A liver transplant is her only hope for a cure.
"Best-case scenario," she said, "I'd be able to work and lead a, 'quote,' normal life."
But 17,000 other people are also waiting for livers, and it could be two or three years before Robbins gets one. That's why she hopes more people will become organ donors.
Becky Burrell knows what it's like to make the decision to be a donor. Six years ago, Burrell's husband, Billie, died from Amyotrophic Lateral Sclerosis, commonly known as Lou Gehrig's Disease.
Before his death, Billie decided to be an organ donor.
"He was able to donate his eyes and kidneys," Becky said.

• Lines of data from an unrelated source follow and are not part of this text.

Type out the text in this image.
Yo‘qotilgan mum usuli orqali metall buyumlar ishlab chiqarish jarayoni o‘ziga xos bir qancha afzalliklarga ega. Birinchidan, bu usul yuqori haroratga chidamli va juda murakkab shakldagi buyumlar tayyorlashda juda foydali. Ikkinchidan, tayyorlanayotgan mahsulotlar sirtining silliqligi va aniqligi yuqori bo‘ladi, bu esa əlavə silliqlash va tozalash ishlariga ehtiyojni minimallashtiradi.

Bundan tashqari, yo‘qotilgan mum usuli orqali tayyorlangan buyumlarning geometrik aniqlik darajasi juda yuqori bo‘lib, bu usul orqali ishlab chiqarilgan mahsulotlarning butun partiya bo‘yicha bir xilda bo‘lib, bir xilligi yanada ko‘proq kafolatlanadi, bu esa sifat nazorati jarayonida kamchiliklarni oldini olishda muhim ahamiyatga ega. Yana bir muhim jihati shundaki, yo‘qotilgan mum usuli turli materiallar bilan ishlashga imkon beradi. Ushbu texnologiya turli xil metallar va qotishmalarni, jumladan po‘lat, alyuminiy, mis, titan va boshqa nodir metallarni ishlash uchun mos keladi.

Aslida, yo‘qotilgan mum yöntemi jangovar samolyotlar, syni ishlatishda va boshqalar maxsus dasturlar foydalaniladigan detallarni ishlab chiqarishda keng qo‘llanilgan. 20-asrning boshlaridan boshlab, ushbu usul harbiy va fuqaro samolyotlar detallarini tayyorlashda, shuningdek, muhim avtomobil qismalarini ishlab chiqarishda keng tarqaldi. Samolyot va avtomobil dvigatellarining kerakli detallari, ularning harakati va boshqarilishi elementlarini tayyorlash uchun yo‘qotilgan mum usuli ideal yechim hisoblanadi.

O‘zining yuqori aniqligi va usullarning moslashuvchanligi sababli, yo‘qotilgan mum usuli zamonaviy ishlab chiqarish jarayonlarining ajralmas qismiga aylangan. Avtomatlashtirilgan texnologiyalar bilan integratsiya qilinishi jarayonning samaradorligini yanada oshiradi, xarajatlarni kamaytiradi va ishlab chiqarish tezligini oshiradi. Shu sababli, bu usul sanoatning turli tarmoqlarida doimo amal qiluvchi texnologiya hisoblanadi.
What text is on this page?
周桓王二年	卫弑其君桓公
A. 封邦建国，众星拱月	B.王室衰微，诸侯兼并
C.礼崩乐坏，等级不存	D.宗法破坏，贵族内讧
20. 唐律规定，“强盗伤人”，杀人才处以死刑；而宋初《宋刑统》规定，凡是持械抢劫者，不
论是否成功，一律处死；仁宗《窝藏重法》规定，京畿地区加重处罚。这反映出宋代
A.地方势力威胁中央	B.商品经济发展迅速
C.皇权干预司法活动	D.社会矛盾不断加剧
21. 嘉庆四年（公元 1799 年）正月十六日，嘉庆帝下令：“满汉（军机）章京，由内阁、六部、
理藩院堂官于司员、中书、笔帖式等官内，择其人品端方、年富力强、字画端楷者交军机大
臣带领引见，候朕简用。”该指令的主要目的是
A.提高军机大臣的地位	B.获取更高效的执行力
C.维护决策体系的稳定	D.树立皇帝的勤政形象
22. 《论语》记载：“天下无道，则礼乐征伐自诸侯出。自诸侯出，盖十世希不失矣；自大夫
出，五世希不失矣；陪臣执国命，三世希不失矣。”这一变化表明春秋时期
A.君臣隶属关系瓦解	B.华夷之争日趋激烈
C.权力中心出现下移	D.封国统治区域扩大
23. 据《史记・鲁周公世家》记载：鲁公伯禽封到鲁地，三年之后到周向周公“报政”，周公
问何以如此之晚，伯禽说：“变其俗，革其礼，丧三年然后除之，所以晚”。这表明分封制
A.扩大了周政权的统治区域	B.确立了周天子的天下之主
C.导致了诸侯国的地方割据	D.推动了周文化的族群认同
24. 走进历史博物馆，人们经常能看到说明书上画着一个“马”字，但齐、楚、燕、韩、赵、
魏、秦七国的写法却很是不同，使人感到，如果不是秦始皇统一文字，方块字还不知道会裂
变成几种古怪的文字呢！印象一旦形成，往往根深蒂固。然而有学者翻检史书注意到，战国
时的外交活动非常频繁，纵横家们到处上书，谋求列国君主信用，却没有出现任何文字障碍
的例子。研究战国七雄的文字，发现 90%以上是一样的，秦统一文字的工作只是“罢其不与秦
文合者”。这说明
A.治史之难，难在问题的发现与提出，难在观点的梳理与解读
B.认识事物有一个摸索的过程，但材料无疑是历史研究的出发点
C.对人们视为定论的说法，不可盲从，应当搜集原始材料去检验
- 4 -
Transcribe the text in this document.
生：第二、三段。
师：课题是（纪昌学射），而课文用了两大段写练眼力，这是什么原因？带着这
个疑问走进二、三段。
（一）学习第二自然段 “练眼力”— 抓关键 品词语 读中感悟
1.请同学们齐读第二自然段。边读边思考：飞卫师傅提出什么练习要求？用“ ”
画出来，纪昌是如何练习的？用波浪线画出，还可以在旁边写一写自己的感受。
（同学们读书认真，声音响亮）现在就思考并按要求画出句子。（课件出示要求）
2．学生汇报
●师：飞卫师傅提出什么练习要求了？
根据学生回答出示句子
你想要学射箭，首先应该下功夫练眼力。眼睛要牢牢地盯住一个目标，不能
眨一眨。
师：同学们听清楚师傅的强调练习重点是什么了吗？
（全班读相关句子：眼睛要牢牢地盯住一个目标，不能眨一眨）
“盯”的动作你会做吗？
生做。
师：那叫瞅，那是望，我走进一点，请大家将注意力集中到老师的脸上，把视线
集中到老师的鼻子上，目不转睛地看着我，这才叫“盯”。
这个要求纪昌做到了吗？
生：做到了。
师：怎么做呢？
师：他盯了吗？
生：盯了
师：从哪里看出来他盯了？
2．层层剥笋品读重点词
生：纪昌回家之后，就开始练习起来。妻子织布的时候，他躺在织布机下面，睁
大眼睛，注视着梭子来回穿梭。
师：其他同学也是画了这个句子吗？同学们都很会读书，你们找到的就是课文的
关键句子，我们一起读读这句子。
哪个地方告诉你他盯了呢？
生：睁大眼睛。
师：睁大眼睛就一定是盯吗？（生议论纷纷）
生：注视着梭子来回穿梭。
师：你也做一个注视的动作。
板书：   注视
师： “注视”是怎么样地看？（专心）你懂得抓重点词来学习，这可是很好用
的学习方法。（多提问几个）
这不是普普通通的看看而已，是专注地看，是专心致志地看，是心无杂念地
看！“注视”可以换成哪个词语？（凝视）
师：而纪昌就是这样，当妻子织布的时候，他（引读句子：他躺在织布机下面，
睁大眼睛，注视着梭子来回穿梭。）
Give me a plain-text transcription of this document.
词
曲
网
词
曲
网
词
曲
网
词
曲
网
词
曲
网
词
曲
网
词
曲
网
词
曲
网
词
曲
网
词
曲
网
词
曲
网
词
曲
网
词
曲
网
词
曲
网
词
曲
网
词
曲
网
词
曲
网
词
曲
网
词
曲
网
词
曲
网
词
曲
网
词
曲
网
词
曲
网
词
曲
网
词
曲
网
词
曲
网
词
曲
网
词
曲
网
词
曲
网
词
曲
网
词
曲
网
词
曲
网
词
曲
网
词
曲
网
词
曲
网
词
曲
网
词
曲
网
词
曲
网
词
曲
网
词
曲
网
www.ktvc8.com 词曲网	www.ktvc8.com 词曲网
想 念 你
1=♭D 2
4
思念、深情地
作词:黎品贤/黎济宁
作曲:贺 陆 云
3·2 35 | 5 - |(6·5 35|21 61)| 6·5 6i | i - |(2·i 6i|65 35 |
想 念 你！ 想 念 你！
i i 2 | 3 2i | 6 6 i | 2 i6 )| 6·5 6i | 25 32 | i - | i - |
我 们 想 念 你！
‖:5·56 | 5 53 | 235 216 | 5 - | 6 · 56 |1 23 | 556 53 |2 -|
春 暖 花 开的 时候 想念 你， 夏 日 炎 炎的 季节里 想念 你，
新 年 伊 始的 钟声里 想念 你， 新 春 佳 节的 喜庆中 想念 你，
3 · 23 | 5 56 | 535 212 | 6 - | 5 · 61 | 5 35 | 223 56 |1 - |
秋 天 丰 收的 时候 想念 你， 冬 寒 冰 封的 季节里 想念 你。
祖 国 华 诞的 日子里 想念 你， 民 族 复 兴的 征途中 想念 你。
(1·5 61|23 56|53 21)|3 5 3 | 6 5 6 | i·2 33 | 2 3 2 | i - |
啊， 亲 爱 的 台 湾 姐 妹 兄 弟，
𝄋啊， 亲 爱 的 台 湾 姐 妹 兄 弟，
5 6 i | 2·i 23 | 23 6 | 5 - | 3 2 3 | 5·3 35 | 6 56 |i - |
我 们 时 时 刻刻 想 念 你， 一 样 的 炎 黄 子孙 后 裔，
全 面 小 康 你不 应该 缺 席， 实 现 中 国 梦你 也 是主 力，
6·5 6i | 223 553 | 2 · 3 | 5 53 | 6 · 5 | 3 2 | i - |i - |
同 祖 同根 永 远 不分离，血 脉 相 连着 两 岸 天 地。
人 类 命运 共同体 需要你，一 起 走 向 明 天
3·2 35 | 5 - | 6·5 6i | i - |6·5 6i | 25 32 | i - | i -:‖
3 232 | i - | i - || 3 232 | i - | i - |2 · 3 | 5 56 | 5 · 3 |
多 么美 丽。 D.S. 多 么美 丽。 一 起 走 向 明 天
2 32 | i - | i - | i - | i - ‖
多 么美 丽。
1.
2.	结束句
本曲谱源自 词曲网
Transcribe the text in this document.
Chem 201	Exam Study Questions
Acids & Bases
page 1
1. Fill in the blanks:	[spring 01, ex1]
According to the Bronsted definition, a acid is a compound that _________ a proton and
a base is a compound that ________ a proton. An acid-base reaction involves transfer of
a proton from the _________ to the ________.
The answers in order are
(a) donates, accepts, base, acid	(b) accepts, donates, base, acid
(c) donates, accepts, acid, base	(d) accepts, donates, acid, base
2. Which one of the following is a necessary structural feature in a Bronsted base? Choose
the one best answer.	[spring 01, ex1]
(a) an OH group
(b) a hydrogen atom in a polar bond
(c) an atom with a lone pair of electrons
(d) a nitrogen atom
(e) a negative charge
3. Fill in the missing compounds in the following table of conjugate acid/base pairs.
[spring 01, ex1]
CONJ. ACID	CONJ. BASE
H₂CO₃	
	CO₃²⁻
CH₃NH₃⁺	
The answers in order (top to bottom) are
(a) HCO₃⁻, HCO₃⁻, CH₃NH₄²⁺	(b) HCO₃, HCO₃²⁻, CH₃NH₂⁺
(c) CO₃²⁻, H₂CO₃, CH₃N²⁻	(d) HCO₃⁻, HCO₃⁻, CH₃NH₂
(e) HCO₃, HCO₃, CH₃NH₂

Four people received transplants because of him.
"Four people compounded by their families and friends," Becky said. "Daughters and parents, they have benefitted from receiving his organs."
"For your family to know that your loved one has given the gift of life to someone else is a gift and a reward that I hold very dear to my heart."
It's a gift that Sherry Robbins and some 81,000 other people in need of transplants can only hope they'll get.
"There are a lot of us out there just like me," Robbins said. "We're just waiting to start our lives."